On September 21, 1983, Eric Krause and his father met other members of a hunting party near the junction of two country roads. Todd Baker, one of the members of the party, placed his gun, a muzzle loader which he had built from a kit, on the top of his vehicle and walked over to talk to Eric's father. Eric got out of the vehicle he was riding in and walked over to the other members of the party. As he approached, the muzzle loader discharged, wounding Eric in the chest. Plaintiff submitted an expert's statement that a screw was missing from the firing mechanism of the muzzle loader and that a slight movement by persons in or on the car could have caused the gun to fire.
Plaintiffs' no-fault insurer, defendant Citizens Insurance Company, refused coverage and plaintiffs filed the instant suit, seeking, inter alia, a *440 declaration that coverage existed. The trial court granted the insurer's motion for summary disposition, pursuant to MCR 2.116(C)(10), finding that there was not a sufficient causal nexus between the accidental injury and the use of a motor vehicle as a motor vehicle. After summary disposition as to defendant Citizens Insurance Company was granted, plaintiffs entered into a settlement with defendants Todd Baker and Gerald Baker.
On appeal, plaintiffs argue that summary disposition was erroneously granted because movement of the vehicle caused the gun to discharge and that the injury occurred during the loading process of a parked vehicle.
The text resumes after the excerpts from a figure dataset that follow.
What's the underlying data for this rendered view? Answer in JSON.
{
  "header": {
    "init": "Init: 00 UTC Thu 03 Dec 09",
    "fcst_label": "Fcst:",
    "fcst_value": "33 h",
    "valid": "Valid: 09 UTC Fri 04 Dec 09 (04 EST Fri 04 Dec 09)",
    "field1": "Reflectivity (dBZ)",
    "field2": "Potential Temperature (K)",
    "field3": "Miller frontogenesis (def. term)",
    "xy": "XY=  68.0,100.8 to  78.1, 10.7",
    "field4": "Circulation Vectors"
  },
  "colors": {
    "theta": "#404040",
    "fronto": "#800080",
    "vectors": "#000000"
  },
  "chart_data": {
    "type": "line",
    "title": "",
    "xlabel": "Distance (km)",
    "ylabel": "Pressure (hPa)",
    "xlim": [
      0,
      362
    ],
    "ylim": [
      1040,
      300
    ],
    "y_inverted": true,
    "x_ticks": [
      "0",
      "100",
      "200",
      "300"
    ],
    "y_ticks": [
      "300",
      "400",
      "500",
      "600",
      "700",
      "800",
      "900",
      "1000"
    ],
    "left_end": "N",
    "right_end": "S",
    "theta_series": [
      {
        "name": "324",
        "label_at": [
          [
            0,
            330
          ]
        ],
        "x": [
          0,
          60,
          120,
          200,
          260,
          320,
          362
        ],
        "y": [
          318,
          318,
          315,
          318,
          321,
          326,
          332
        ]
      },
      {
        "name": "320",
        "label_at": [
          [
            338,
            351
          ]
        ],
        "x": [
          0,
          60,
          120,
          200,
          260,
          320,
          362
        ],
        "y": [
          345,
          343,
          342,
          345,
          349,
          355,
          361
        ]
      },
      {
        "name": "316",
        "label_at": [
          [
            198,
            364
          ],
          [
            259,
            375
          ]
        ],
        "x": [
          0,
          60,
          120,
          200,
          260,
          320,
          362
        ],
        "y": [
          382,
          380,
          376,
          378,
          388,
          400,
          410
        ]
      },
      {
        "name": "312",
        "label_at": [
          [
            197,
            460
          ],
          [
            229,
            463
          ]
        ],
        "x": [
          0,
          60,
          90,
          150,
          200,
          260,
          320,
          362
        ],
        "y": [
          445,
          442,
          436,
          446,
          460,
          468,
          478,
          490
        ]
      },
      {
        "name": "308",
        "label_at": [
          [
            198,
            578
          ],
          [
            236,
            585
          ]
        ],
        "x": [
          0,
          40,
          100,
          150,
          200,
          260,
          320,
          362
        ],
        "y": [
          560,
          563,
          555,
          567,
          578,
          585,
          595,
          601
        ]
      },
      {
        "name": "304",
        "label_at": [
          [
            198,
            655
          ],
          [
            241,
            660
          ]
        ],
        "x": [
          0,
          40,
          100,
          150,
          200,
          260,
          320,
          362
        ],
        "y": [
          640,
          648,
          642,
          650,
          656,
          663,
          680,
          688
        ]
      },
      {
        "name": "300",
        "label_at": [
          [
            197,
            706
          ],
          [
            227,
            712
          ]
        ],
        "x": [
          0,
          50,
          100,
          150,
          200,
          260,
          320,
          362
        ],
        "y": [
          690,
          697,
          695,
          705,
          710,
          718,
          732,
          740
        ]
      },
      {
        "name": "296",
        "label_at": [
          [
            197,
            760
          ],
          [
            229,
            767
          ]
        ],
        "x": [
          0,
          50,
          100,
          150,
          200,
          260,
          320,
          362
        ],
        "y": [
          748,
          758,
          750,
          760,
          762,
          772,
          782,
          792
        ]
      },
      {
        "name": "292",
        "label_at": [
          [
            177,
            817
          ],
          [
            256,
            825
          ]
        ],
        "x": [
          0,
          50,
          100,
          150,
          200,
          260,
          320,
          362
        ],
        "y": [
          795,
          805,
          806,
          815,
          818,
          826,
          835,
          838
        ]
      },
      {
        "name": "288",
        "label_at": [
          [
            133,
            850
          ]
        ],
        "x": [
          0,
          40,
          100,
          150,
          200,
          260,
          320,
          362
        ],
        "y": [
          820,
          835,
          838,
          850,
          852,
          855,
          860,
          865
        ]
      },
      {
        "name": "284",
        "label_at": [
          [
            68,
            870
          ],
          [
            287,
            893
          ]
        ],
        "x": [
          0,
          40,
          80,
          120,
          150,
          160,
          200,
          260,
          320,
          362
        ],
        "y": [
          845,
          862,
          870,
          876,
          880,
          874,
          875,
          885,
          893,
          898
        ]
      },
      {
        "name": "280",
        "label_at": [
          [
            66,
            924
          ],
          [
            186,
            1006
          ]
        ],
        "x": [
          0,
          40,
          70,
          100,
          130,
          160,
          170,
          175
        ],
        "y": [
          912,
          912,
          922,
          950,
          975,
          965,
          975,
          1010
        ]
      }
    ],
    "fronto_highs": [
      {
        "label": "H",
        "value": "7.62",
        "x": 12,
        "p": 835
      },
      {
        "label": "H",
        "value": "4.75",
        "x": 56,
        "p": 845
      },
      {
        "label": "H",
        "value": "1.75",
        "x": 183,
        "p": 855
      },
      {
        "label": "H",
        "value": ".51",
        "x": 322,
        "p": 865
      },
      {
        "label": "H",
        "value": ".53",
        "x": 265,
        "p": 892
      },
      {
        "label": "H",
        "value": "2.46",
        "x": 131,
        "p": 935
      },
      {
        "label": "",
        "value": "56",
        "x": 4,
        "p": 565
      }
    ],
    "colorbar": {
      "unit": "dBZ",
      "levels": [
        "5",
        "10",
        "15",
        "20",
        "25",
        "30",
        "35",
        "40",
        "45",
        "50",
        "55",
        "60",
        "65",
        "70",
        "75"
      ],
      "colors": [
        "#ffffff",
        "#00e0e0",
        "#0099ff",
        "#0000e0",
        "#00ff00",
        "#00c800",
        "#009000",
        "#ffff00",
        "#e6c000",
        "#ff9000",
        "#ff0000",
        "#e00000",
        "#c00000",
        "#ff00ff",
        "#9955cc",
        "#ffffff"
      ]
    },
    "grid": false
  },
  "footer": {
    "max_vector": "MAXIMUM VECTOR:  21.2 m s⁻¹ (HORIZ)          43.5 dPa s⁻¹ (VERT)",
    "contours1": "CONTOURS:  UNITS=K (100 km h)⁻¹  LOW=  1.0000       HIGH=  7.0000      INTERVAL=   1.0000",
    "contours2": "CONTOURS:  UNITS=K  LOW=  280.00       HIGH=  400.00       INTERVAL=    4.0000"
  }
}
An insurer is liable to pay personal injury protection benefits if the injury "aris[es] out of the ownership, operation, maintenance, or use of a motor vehicle as a motor vehicle." MCL 500.3105; MSA 24.13105. By this language, the Legislature intended that coverage would be provided only where the causal connection between the injury and the use of a motor vehicle is more than incidental, fortuitous, or "but for" and where the involvement of the vehicle in the injury is directly related to its character as a motor vehicle. Thornton v Allstate Ins Co, 425 Mich. 643; 391 NW2d 320 (1986).
Upon the facts, it is obvious to us that the vehicle's involvement in the injury was incidental and the injury was not directly related to the vehicle's character as a motor vehicle. The trial court properly granted summary disposition.
In light of our resolution of the above issue, we need not decide whether the injury occurred during the loading process.
Affirmed.
BRONSON, J., did not participate.
NOTES
[*] Circuit judge, sitting on the Court of Appeals by assignment.